Fluidité et technique hongroises ont eu raison de la rigidité anglaise. La naïveté tactique des Three Lions est révélée au grand jour. Cette lourde défaite est un véritable coup de tonnerre outre-Manche. Le premier revers à domicile contre une équipe du continent. "C'est seulement en 1953 que l'Angleterre a fini par accepter que le jeu continental avait atteint un niveau d'excellence qu'aucune quantité de sueur ne pouvait compenser", souligne Jonathan Wilson dans son excellent ouvrage Inverting The Pyramid.

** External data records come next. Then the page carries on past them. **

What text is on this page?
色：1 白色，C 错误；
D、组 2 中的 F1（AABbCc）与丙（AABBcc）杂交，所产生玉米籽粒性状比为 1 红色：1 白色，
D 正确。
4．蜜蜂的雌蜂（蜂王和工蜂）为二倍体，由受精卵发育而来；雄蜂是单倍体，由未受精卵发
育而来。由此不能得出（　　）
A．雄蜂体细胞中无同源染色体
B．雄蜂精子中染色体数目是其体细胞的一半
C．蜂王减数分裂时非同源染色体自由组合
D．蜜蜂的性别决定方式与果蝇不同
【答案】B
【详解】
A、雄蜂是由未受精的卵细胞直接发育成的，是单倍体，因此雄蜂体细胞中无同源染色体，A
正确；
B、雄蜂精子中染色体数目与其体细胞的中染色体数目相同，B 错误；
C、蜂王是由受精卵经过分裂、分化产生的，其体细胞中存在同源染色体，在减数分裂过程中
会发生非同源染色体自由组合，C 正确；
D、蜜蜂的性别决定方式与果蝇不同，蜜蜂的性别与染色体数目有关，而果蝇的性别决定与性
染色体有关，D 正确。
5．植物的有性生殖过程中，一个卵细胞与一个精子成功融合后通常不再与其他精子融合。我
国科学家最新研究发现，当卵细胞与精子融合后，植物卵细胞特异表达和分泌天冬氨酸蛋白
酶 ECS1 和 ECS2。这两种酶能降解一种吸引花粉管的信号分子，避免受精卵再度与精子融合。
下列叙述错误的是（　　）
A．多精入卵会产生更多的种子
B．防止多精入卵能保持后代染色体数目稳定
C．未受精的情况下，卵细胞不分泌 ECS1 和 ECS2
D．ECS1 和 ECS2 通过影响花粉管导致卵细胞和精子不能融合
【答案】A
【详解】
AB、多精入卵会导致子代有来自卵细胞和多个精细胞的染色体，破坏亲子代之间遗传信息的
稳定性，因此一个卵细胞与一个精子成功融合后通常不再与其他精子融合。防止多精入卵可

Un électrochoc salvateur. Le football anglais entame enfin une remise en question dont il a tant besoin. Le "match du siècle", couplé à la déroute plus lourde encore (7-1) lors de la revanche à Budapest, l'année suivante, marque un nouveau départ. Le football anglais s'ouvre aux avancées tactiques du continent et délaisse le vieillissant WM. Il intègre des nouvelles méthodes d'entraînement, plus poussées, plus axées sur la technique. "Ce match seul a changé notre manière de penser", résuma Sir Bobby Robson. Les fondations du succès. En 1966, l'Angleterre serait sacrée championne du monde, chez elle.

 

Côté hongrois, Gusztav Sebes voit dans ce triomphe la supériorité du socialisme sur l'individualisme anglais. Il est surtout la confirmation de l'hégémonie magyare sur le football mondial. Sur le plan tactique, l'organisation avec un milieu très reculé devant la défense et un attaquant axial décroché est un premier pas vers le 4-2-4, popularisé par le Brésil de Pelé et Garrincha, en 1958. Il ne manquera finalement qu'un sacre en Coupe du monde à l'Aranycsapast, invaincue pendant quatre ans (1950-1954) et 29 matches, pour qu'elle soit encore un peu plus reconnue. Elle en sera privée en 1954, par une RFA au collectif extraordinaire, mais dont les pratiques dopantes ont été révélées depuis. Le fameux "Miracle de Berne", fin de l'âge d'or du football hongrois.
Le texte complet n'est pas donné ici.